Hybrid funds with a fixed allocation also have a lot of variety. An aggressive one can have anywhere between 65%-80% allocation in equity, compared to 10%-25% allocation in equity for conservative hybrid funds. There are others too with an asset allocation band which is somewhere in between the aggressive and conservative extremes. Given these choices, should you find the ideal hybrid fund or is it more prudent to do your own asset allocation?
Match your asset allocation to your goals
Your asset allocation ideally should not be fixed by someone else’s idea of what is aggressive, conservative, or balanced risk. Your financial goals will not match anyone else’s. Ideally your asset allocation will be an outcome of these goals.
Let’s take a simple example, if your top three goals are a property purchase in seven years, your child’s higher education costs after 10 years, and building a retirement corpus, then the bulk of your allocation should be towards equity funds. This will help in growing wealth over the defined long periods. On the other hand, for your goals towards an overseas holiday after a year or down payment on your luxury sedan, you will have to pick stable return fixed income funds.
How much gets allocated to each of these goals again will depend on your requirement for each.

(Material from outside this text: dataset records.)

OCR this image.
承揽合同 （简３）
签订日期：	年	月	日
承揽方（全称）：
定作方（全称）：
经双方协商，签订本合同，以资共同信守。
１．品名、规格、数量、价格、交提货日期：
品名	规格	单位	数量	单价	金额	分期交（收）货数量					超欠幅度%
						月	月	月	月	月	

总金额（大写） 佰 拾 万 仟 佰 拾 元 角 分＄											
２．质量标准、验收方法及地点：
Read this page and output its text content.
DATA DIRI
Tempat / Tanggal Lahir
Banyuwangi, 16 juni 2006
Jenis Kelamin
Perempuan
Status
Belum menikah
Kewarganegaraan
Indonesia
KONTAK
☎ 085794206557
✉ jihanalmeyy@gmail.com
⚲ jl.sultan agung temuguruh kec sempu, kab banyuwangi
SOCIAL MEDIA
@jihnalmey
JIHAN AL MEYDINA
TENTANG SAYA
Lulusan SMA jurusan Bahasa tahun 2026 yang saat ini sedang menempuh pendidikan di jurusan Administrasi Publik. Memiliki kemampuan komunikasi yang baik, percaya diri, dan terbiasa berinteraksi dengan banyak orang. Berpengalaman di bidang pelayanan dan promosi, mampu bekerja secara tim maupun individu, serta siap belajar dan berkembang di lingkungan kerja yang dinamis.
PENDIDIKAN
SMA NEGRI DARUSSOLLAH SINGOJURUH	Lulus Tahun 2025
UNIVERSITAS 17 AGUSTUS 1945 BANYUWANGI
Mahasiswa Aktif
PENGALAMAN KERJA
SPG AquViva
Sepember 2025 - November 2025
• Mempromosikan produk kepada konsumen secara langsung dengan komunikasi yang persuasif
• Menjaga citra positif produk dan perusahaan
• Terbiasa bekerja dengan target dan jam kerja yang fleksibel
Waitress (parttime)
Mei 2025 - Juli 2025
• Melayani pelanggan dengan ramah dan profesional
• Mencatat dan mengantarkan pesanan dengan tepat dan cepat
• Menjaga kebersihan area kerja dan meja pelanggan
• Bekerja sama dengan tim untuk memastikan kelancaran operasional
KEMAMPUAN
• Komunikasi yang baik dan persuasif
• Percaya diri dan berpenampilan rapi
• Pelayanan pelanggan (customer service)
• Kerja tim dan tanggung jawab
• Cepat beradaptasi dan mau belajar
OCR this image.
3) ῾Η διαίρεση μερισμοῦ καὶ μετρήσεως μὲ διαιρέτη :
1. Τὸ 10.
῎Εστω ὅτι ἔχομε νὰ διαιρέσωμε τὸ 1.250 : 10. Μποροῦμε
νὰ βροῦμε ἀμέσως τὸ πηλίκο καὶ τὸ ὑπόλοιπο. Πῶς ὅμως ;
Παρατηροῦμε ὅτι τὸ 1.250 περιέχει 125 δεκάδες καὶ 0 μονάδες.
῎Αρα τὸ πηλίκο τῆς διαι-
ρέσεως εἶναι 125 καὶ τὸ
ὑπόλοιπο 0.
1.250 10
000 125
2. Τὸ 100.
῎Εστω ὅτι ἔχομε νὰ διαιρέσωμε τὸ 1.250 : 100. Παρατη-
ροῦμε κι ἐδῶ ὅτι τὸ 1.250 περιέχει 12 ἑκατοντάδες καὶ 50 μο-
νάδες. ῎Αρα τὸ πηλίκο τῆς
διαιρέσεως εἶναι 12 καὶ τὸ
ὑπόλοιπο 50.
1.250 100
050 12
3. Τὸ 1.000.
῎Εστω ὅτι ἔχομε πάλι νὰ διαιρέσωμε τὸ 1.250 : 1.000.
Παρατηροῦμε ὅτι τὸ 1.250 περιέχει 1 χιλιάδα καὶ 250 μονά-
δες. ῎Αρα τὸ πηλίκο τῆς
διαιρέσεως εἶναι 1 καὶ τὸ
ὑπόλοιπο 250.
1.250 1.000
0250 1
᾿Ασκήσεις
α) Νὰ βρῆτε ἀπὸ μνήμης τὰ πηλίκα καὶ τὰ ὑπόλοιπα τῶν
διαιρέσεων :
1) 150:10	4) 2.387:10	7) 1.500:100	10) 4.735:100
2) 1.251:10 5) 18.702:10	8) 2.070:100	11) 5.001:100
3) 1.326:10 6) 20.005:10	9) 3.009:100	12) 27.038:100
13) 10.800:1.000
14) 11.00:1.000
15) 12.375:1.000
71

Hence, its practically impossible to use a pre-defined asset allocation to fit your individual goals accurately.
Hybrid funds for regular income
Have you heard that hybrid funds offer attractive return through regular returns from the dividend option? It is true that some hybrid funds have a track record for regular dividend payments. Paying out dividend in an equity-oriented fund takes away from growing long-term returns. Dividends are gains taken out from the fund at regular intervals and paid back to you.
Instead if you leave them invested as the case would be for the growth option of the same fund, the value continues to accumulate for a longer period which can benefit you more. If you do need money, you can redeem partially from the fund or build a systematic withdrawal plan which can be more tax efficient that a dividend pay-out.
How much gets allocated to each of these goals again will depend on your requirement for each. Hence, its practically impossible to use a pre-defined asset allocation to fit your individual goals accurately.
Keep your mutual fund investment choices simple; equity funds for your long-term goals and debt funds for stable return and short-term goals. By doing this you will create your own balanced portfolio which caters uniquely to your goals.